Proteus began to move as the pair of Army officers appeared at the larboard entry- port, and took the hastily gathered salute from a much-reduced side-party. Lewrie hoped that they were unfamiliar with proper naval custom, and wouldn't know that they'd been slighted. He was more concerned with the helm, and the gelatinously slow creeping pace that the towing boats could generate. A fiddler and fifer atop the roundhouse overlooking the beak-head began to give them a tune to slave by, as the hands dipped their oars and strained red- faced for a yard-by-yard advance.

'Captain Lewrie,' Lewrie said, announcing himself.

'Major James, sir… Captain Ward,' the older officer replied, doffing his hat. 'Damn' fortunate you were bound here, sir. We need a bit of help.'

'Wasn't bound here, just saw your signalling in passing. Once in range, I intend to swing abeam the town and anchor with springs on the cables, so I can throw shot.'

'That'd be most welcome, Captain Lewrie, most welcome, indeed. Though…'tis a hellish risk, d'ye see,' Major James told him. 'We are now entrenched not an hundred paces beyond the farthest houses on shore, and the Blacks are perhaps one or two hundred paces beyond.'

Now that Proteus did not make her usual noises under way, nor had the wind-rush to mask sounds, Lewrie could hear the boom-boom-boom-b-boom of voudoun drums, far back in the forests. Much louder and closer than any he'd heard at Port-Au-Prince.

'Do your artillerists signal me, it could be done,' Lewrie said.

'Well now, sir… I doubt my brigadier'd wish to risk our men in such a way,' Major James objected.

'I'm to wait 'til the Cuffies are running down the piers, then? To keep them off you as you row away?' Lewrie said with a snort. 'You say you need my support, but… how bad are things ashore?'

'Lord, sir!' Major James said with a sigh, fanning himself with his hat. 'Two days ago, we held a perimeter nigh a mile inland. Only have the three regiments, d'ye see, and we thought most of the Blacks were off near Cape Francois, or down south near Port-Au-Prince, so we had no worries. But, they hit us at dawn, just popped up in front of the trench works…'

'Spent all night, crawling up to us in the grass, sir,' Captain Ward supplied, looking as shaken as if it had happened this morning. 'Quiet and slow as mice, they were.'

'Drove us back… damn' near overran us,' Major James admitted, casting a leery scowl at his junior officer for sounding as if he 'had the wind up.'

'Lost nigh on two whole companies, sir,' Capt. Ward continued, despite his superior's look of distaste. But he was one of those boy captains, not a day over sixteen, whose parents had bought him a set of colours early enough in life so he could live long enough to make a full colonelcy, if not become a general, before retirement, or inheriting some share of the estate back home in England.

'Field pieces overrun as well, I suppose,' Lewrie commented.

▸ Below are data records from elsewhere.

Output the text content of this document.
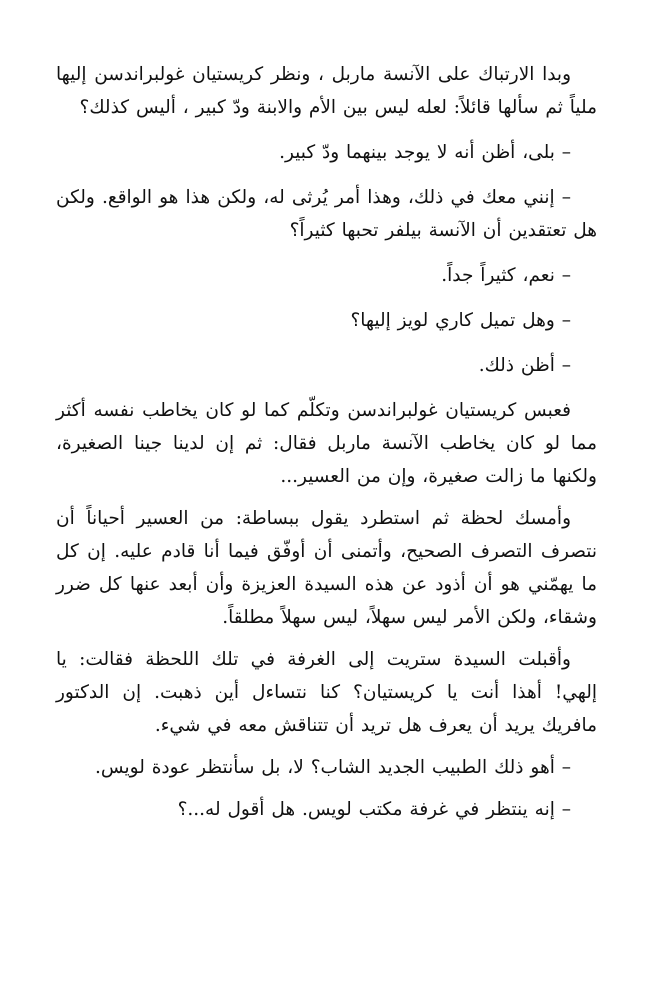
وبدا الارتباك على الآنسة ماربل ، ونظر كريستيان غولبراندسن إليها ملياً ثم سألها قائلاً: لعله ليس بين الأم والابنة ودّ كبير ، أليس كذلك؟

– بلى، أظن أنه لا يوجد بينهما ودّ كبير.

– إنني معك في ذلك، وهذا أمر يُرثى له، ولكن هذا هو الواقع. ولكن هل تعتقدين أن الآنسة بيلفر تحبها كثيراً؟

– نعم، كثيراً جداً.

– وهل تميل كاري لويز إليها؟

– أظن ذلك.

فعبس كريستيان غولبراندسن وتكلّم كما لو كان يخاطب نفسه أكثر مما لو كان يخاطب الآنسة ماربل فقال: ثم إن لدينا جينا الصغيرة، ولكنها ما زالت صغيرة، وإن من العسير...

وأمسك لحظة ثم استطرد يقول ببساطة: من العسير أحياناً أن نتصرف التصرف الصحيح، وأتمنى أن أوفّق فيما أنا قادم عليه. إن كل ما يهمّني هو أن أذود عن هذه السيدة العزيزة وأن أبعد عنها كل ضرر وشقاء، ولكن الأمر ليس سهلاً، ليس سهلاً مطلقاً.

وأقبلت السيدة ستريت إلى الغرفة في تلك اللحظة فقالت: يا إلهي! أهذا أنت يا كريستيان؟ كنا نتساءل أين ذهبت. إن الدكتور مافريك يريد أن يعرف هل تريد أن تتناقش معه في شيء.

– أهو ذلك الطبيب الجديد الشاب؟ لا، بل سأنتظر عودة لويس.

– إنه ينتظر في غرفة مكتب لويس. هل أقول له...؟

'We are short of artillery, yes, but…' Major James objected some more.

'You wish my help or not, sir?' Lewrie snapped. 'Then let's be about it. An artillery officer aboard Proteus here, another ashore to relay the fall-of-shot… using your signal flags, or whatever it is that you do, so there's no errors in communication. Perhaps a chain of signallers from your trenchworks right back to the docks.'

'I suppose we could, Captain Lewrie,' Major James said, frowning. 'Don't know much about artillery myself, all that Woolwich bang-bangin'? I'm infantry, d'ye see.'

He drew himself up with a touch of pride; wounded pride, Lewrie suspected, that he was forced to reveal himself as just another drone who knew how to shout, square-bash on parade, and look good in scarlet, and hadn't learned a thing in his climb from subaltern rank outside of his own narrow interests. And his promotions bought, not earned!

'But you could arrange…?' Lewrie prompted, flexing his fingers on his sword hilt in frustration.

'Might be best, did you have your people do the signalling and use your own system, Captain Lewrie,' Major James said at last. 'Your guns… your fall-of-shot?' He tossed off a helpless shrug.

'Don't have a system for such as this!' Lewrie quickly growled. 'I can send a midshipman or two ashore, but only to aid your people.'

'Well, uhm…'

'Damme, sir, you wish help? I didn't short-tack in here, six hours' worth o' hard labour, then put my people rowin' so hard they'd herniate, just t'watch a raree-show. You refuse, I'll put about and stand back out to sea, and bedamned to ya!'

And naval captains outrank Army majors, Lewrie told himself: I am almost sure of it!

'On your head be it, Captain Lewrie,' Major James demurred.

'No… on some over-educated Woolwich graduate be it,' Lewrie countered, knowing how Redcoat officers demeaned the blue-coated artillery corps, 'tradesmen,' who could not buy a commission, but had to learn, work and think, before the Woolwich Arsenal passed them for field duty.

Sure enough, Major James treated Lewrie to an smirk of sudden understanding, and began to bow himself away.

Now, who do I send ashore? Lewrie wondered, after doffing his hat to the soldiers, and turning away to see to his ship's snail-like progress. Midshipmen Sevier and Nicholas were the oldest and smartest, the rest aboard too young, too impressionable, and not yet challenged by independent command away from the ship; none of them were, really.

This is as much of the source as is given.